La cotisation foncière des entreprises (CFE) est l'une des 2 composantes de la contribution économique territoriale (CET) avec la cotisation sur la valeur ajoutée des entreprises (CVAE). Cette contribution économique territoriale vient en remplacement de la taxe professionnelle supprimée en 2010.
Contrairement à la taxe professionnelle, dont elle reprend l'essentiel des règles, la CFE est basée uniquement sur les biens soumis à la taxe foncière. Cette taxe est due dans chaque commune où l'entreprise dispose de locaux et de terrains.

 

Nouveau barème avec allègement...

La Cub a voté en janvier 2014 un nouveau barème avec allègement de la cotisation pour les chiffres d'affaires les plus faibles (< 100 000 €).
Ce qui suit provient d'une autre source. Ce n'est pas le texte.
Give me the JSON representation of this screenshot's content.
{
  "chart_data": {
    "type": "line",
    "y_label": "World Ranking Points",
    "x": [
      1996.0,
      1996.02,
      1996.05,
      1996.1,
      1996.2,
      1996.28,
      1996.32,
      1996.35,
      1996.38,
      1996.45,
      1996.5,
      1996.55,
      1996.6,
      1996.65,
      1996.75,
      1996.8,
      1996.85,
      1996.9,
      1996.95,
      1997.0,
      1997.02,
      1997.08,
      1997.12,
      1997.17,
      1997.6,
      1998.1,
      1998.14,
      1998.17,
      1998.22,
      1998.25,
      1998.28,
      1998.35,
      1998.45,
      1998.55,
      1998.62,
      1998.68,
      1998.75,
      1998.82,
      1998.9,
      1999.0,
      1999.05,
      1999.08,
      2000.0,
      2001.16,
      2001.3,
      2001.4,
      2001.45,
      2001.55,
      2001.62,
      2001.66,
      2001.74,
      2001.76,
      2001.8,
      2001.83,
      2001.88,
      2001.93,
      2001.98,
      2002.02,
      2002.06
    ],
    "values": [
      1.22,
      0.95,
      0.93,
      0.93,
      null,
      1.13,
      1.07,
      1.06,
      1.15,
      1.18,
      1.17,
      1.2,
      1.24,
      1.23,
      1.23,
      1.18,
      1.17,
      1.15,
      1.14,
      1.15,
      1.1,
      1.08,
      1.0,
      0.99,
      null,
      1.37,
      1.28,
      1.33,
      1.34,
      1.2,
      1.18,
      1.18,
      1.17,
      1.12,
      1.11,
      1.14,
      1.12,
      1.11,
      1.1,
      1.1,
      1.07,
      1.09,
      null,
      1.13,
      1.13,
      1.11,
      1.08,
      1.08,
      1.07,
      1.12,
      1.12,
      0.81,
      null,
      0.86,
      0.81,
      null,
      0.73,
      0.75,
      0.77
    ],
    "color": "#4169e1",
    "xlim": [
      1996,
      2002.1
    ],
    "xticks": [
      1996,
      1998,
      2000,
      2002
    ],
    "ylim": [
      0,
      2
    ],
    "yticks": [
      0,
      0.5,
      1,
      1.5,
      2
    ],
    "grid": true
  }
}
Ce barème est conforme à la loi de finances 2014, elle-même en accord avec les orientations prises par La Cub dès septembre 2013.
L’article 76 de la loi de finances pour 2014, en revenant sur les seuils de bases minimum de CFE, a conduit La Cub, au cours de la séance de son Conseil de communauté du 17 janvier 2014, à se prononcer sur un nouveau barème de cotisation qui répond aux mêmes préoccupations que celles qui ont prévalu à sa décision du 27 septembre 2013. La Cub se prononçait déjà notamment pour un allègement de la cotisation minimale due par les redevables dont le chiffre d’affaires est inférieur à 100 000 €, tout en facilitant le lissage des effets de seuil entre les différentes tranches du barème.
Le nouveau barème voté par le Conseil de communauté le 17 janvier fixe les bases minimales à :

Montant du chiffre d'affaire
ou des recettes
(en Euros)
Montant de la base minimum voté
(en Euros)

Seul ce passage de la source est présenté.